School attendance crisis on Bogra's Jamuna chars
On the Jamuna river shoals (char landmass emerging from riverbed) in Bogra's Sariakandi upazila, all too often school isn't as important as farm work. A combination of widespread financial hardship and some schools being run by less-qualified para-teachers has resulted in at least a thousand students dropping out in favour of manual labour.
“When students go to school they just play for a few hours and return home,” says one guardian, Ayan Uddin from Shanpancha village, on a shoal of the same name in Karnibari union. “There is no education to be had. The teachers arrive around 11:00am and leave before 2:00pm That's why many parents have lost interest in sending their children to school.”

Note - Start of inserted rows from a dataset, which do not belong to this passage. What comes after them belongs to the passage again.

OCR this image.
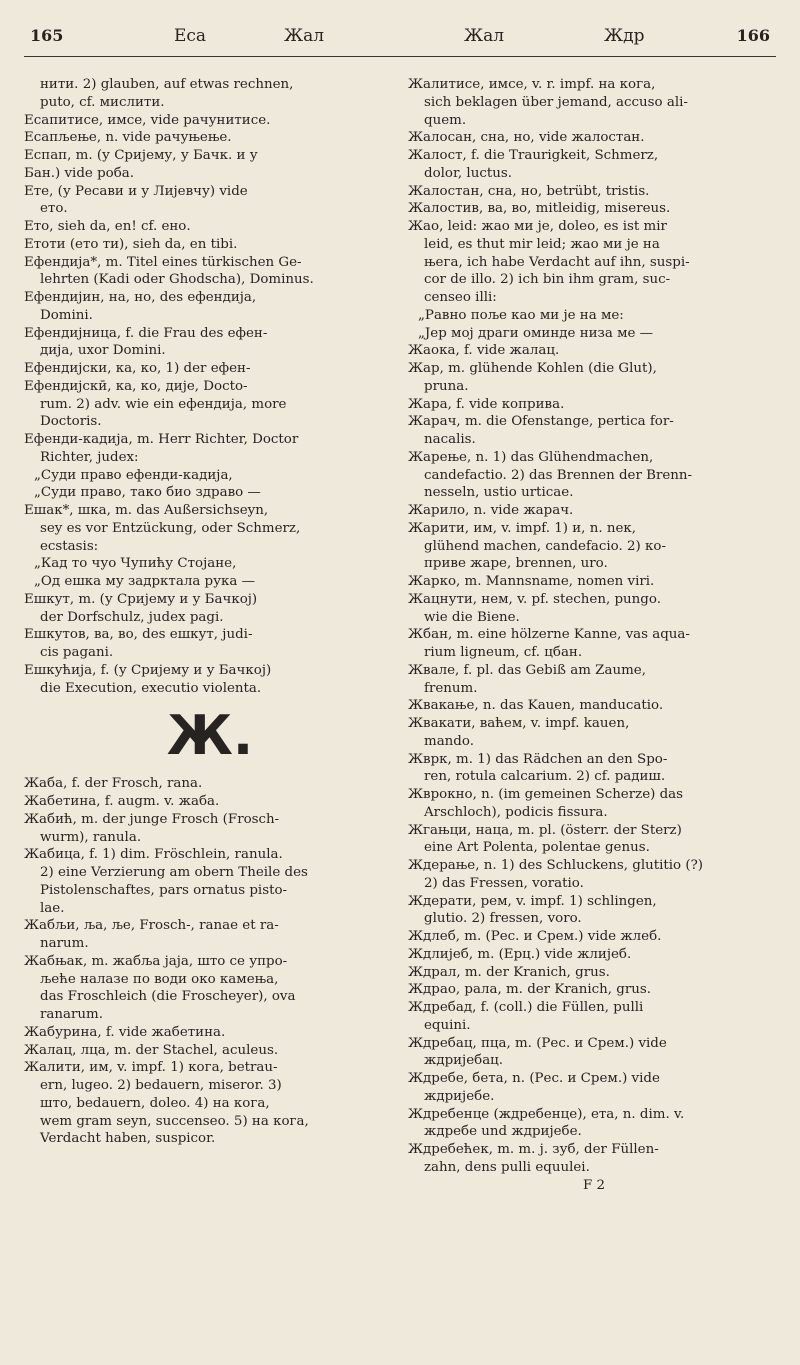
165	Еса	Жал	Жал	Ждр	166
нити. 2) glauben, auf etwas rechnen,
puto, cf. мислити.
Есапитисе, имсе, vide рачунитисе.
Есапљење, n. vide рачуњење.
Еспап, m. (у Сриjему, у Бачк. и у
Бан.) vide роба.
Ете, (у Ресави и у Лијевчу) vide
ето.
Ето, sieh da, en! cf. ено.
Етоти (ето ти), sieh da, en tibi.
Ефендија*, m. Titel eines türkischen Ge-
lehrten (Kadi oder Ghodscha), Dominus.
Ефендијин, на, но, des ефендија,
Domini.
Ефендијница, f. die Frau des ефен-
дија, uxor Domini.
Ефендијски, ка, ко, 1) der ефен-
Ефендијскӣ, ка, ко, дије, Docto-
rum. 2) adv. wie ein ефендија, more
Doctoris.
Ефенди-кадија, m. Herr Richter, Doctor
Richter, judex:
„Суди право ефенди-кадија,
„Суди право, тако био здраво —
Ешак*, шка, m. das Außersichseyn,
sey es vor Entzückung, oder Schmerz,
ecstasis:
„Кад то чуо Чупићу Стојане,
„Од ешка му задрктала рука —
Ешкут, m. (у Сријему и у Бачкој)
der Dorfschulz, judex pagi.
Ешкутов, ва, во, des ешкут, judi-
cis pagani.
Ешкућија, f. (у Сријему и у Бачкој)
die Execution, executio violenta.
Ж.
Жаба, f. der Frosch, rana.
Жабетина, f. augm. v. жаба.
Жабић, m. der junge Frosch (Frosch-
wurm), ranula.
Жабица, f. 1) dim. Fröschlein, ranula.
2) eine Verzierung am obern Theile des
Pistolenschaftes, pars ornatus pisto-
lae.
Жабљи, ља, ље, Frosch-, ranae et ra-
narum.
Жабњак, m. жабља јаја, што се упро-
љеће налазе по води око камења,
das Froschleich (die Froscheyer), ova
ranarum.
Жабурина, f. vide жабетина.
Жалац, лца, m. der Stachel, aculeus.
Жалити, им, v. impf. 1) кога, betrau-
ern, lugeo. 2) bedauern, miseror. 3)
што, bedauern, doleo. 4) на кога,
wem gram seyn, succenseo. 5) на кога,
Verdacht haben, suspicor.
Жалитисе, имсе, v. r. impf. на кога,
sich beklagen über jemand, accuso ali-
quem.
Жалосан, сна, но, vide жалостан.
Жалост, f. die Traurigkeit, Schmerz,
dolor, luctus.
Жалостан, сна, но, betrübt, tristis.
Жалостив, ва, во, mitleidig, misereus.
Жао, leid: жао ми је, doleo, es ist mir
leid, es thut mir leid; жао ми је на
њега, ich habe Verdacht auf ihn, suspi-
cor de illo. 2) ich bin ihm gram, suc-
censeo illi:
„Равно поље као ми је на ме:
„Јер мој драги оминде низа ме —
Жаока, f. vide жалац.
Жар, m. glühende Kohlen (die Glut),
pruna.
Жара, f. vide коприва.
Жарач, m. die Ofenstange, pertica for-
nacalis.
Жарење, n. 1) das Glühendmachen,
candefactio. 2) das Brennen der Brenn-
nesseln, ustio urticae.
Жарило, n. vide жарач.
Жарити, им, v. impf. 1) и, n. neк,
glühend machen, candefacio. 2) ко-
приве жаре, brennen, uro.
Жарко, m. Mannsname, nomen viri.
Жацнути, нем, v. pf. stechen, pungo.
wie die Biene.
Жбан, m. eine hölzerne Kanne, vas aqua-
rium ligneum, cf. цбан.
Жвале, f. pl. das Gebiß am Zaume,
frenum.
Жвакање, n. das Kauen, manducatio.
Жвакати, ваћем, v. impf. kauen,
mando.
Жврк, m. 1) das Rädchen an den Spo-
ren, rotula calcarium. 2) cf. радиш.
Жврокно, n. (im gemeinen Scherze) das
Arschloch), podicis fissura.
Жгањци, наца, m. pl. (österr. der Sterz)
eine Art Polenta, polentae genus.
Ждерање, n. 1) des Schluckens, glutitio (?)
2) das Fressen, voratio.
Ждерати, рем, v. impf. 1) schlingen,
glutio. 2) fressen, voro.
Ждлеб, m. (Рес. и Срем.) vide жлеб.
Ждлијеб, m. (Ерц.) vide жлијеб.
Ждрал, m. der Kranich, grus.
Ждрао, рала, m. der Kranich, grus.
Ждребад, f. (coll.) die Füllen, pulli
equini.
Ждребац, пца, m. (Рес. и Срем.) vide
ждријебац.
Ждребе, бета, n. (Рес. и Срем.) vide
ждријебе.
Ждребенце (ждребенце), ета, n. dim. v.
ждребе und ждријебе.
Ждребећек, m. m. j. зуб, der Füllen-
zahn, dens pulli equulei.
F 2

The acting headmistress of Char Shanpancha Government Primary School says one of the main difficulties faced by teaching staff is transport. “My home is fifteen kilometres from the school,” she explains. “I have to travel three kilometres by rickshaw, four by bus and then another three by boat, to finally walk five kilometres to reach the school grounds. It's very time-consuming.”
“As we do inevitably arrive at the school late, we have a local Higher School Certificate graduate to hold classes as a para-teacher,” she continues. “Like me, our two assistant teachers are women. For security considerations it's unreasonable to expect them to stay the night on the shoal. Although we face many difficulties to reach school, we do our best.”
Several initiatives have been taken to encourage school attendance in shoal areas. Students receive a scholarship of Tk 100 per month for attendance and midday meals are provided. School infrastructure has been developed. And yet, it seems, such efforts have met with limited success.
If a child harvests chillies instead of going to school, they can earn around Tk 100 per day, which is difficult for struggling families to resist.
Meanwhile, Sariakandi's assistant thana education officer Rafiqul Alam disagrees that the standard of education in shoal schools is lacking. “We have sufficient classes and proper education in those areas,” he says. “There is no para-teacher in any of the schools. Teaching quality is improving day by day.”
He says that of the upazila's 168 primary schools, the 44 schools that are located on shoals cater to the needs of nearly 7,000 students. Rafiqul claims class attendance stands at over ninety percent; but many parents disagree. On the shoals they claim, only a very few students attend class with regularity.